In C, NULL
is defined as (void *)0
whereas in C++ it is 0
. Why is it so?
In C I can understand that if NULL
is not typecast to (void *)
then compilers may/may not generate warning. Other than this, is there any reason?
Back in C++03, a null pointer was defined by the ISO specification (§4.10/1) as
A null pointer constant is an integral constant expression (5.19) rvalue of integer type that evaluates to zero.
This is why in C++ you can write
int* ptr = 0;
In C, this rule is similar, but is a bit different (§6.3.2.3/3):
An integer constant expression with the value 0, or such an expression cast to type
void *
, is called a null pointer constant.55) If a null pointer constant is converted to a pointer type, the resulting pointer, called a null pointer, is guaranteed to compare unequal to a pointer to any object or function.
Consequently, both
int* ptr = 0;
and
int* ptr = (void *)0
are legal. However, my guess is that the void*
cast is here so that statements like
int x = NULL;
produce a compiler warning on most systems. In C++, this wouldn't be legal because you can't implicitly convert a void*
to another pointer type implicitly without a cast. For example, this is illegal:
int* ptr = (void*)0; // Legal C, illegal C++
However, this leads to issues because the code
int x = NULL;
is legal C++. Because of this and the ensuing confusion (and another case, shown later), since C++11, there is a keyword nullptr
representing a null pointer:
int* ptr = nullptr;
This doesn't have any of the above problems.
The other advantage of nullptr
over 0 is that it plays better with the C++ type system. For example, suppose I have these two functions:
void DoSomething(int x);
void DoSomething(char* x);
If I call
DoSomething(NULL);
It's equivalent to
DoSomething(0);
which calls DoSomething(int)
instead of the expected DoSomething(char*)
. However, with nullptr
, I could write
DoSomething(nullptr);
And it will call the DoSomething(char*)
function as expected.
Similarly, suppose that I have a vector<Object*>
and want to set each element to be a null pointer.
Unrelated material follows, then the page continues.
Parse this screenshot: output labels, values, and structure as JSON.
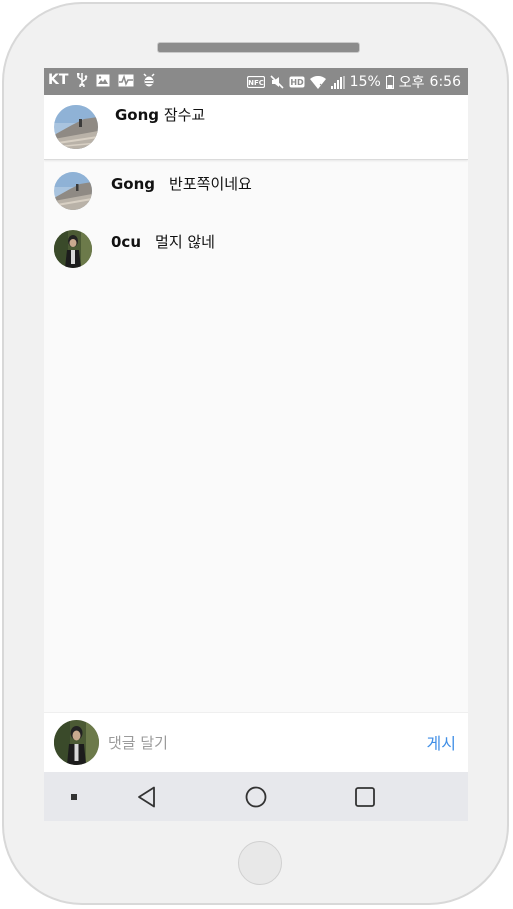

Using the std::fill
algorithm, I might try writing
std::fill(v.begin(), v.end(), NULL);
However, this doesn't compile, because the template system treats NULL
as an int
and not a pointer. To fix this, I would have to write
std::fill(v.begin(), v.end(), (Object*)NULL);
This is ugly and somewhat defeats the purpose of the template system. To fix this, I can use nullptr
:
std::fill(v.begin(), v.end(), nullptr);
And since nullptr
is known to have a type corresponding to a null pointer (specifically, std::nullptr_t
), this will compile correctly.
Hope this helps!